Budi berpendapat marakanya jual-beli ijazah itu akibat dari permintaan yang tinggi. “Itu terjadi karena ada demand yang tinggi dari beberapa pihak,” ungkapnya saat Konferensi Pers ihwal Evaluasi Penyelenggaraan Ujian Naisonal (UN) SMP/sederajat dan SMA/sederajat 2015 pada Kamis (21/5) di Kantor ORI, Jakarta.
Menurut Budi, universitas-universitas yang melakukan jual beli itu biasanya terjadi pada universitas atau Perguruan Tinggi Swasta (PTS) yang tidak jelas. Dia mencontohkan PTS yang acapkali membuka kelas di ruko-ruko.
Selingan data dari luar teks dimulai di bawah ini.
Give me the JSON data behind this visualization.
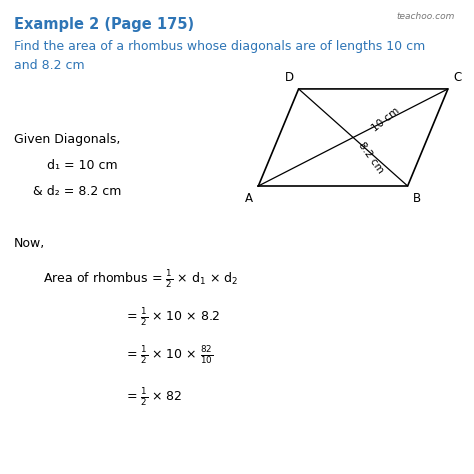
{
  "title": "Example 2 (Page 175)",
  "title_color": "#2E75B6",
  "question_line1": "Find the area of a rhombus whose diagonals are of lengths 10 cm",
  "question_line2": "and 8.2 cm",
  "question_color": "#2E75B6",
  "given_header": "Given Diagonals,",
  "d1_text": "d₁ = 10 cm",
  "d2_text": "& d₂ = 8.2 cm",
  "now_text": "Now,",
  "diag1_label": "10 cm",
  "diag2_label": "8.2 cm",
  "bg_color": "#ffffff",
  "text_color": "#000000",
  "watermark": "teachoo.com",
  "rhombus_color": "#000000",
  "vertex_A": [
    0.15,
    0.18
  ],
  "vertex_B": [
    0.78,
    0.18
  ],
  "vertex_C": [
    0.95,
    0.82
  ],
  "vertex_D": [
    0.32,
    0.82
  ]
}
Menurutnya, PTS-PTS itu tetap ada karena banyaknya permintaan dari beberapa pihak. Misal, kata dia, terdapat pihak yang amat membutuhkan ijazah untuk naik jabatan. “Contohnya ada pihak yang harus punya ijazah S2 supaya bisa naik jabatan di tempat kerjanya,” terangnya.
Karena kebutuhan tersebut, ujar Budi, pihak-pihak tersebut pun berusaha untuk bisa memperoleh ijazah. Dalam hal ini, lanjutnya, mereka mencoba untuk mendapatkan ijazah dengan cara yang mudah dan cepat. Menurut Budi, pihak-pihak tersebut jelas akan mencari cara termudah untuk mendapatkan ijazah mengingat kondisi yang tidak memungkinkan pada mereka.
“Intinya, karena ada kebutuhan atau permintaan yang tinggi lalu mereka tidak mau repot, maka PTS-PTS pun ini hadir di masyarakat,” tegasnya.
Menurut Budi, salah satu cara untuk menangkas situasi itu adalah dengan tindakan yang tegas. Ia mengatakan, Kementerian Riset, Penelitian dan Pendidikan Tinggi (Kemenristekdikti) harus melakukan penertiban sesegera mungkin. Misal, tambahnya, pengawasan yang diperketat lagi oleh pemerintah.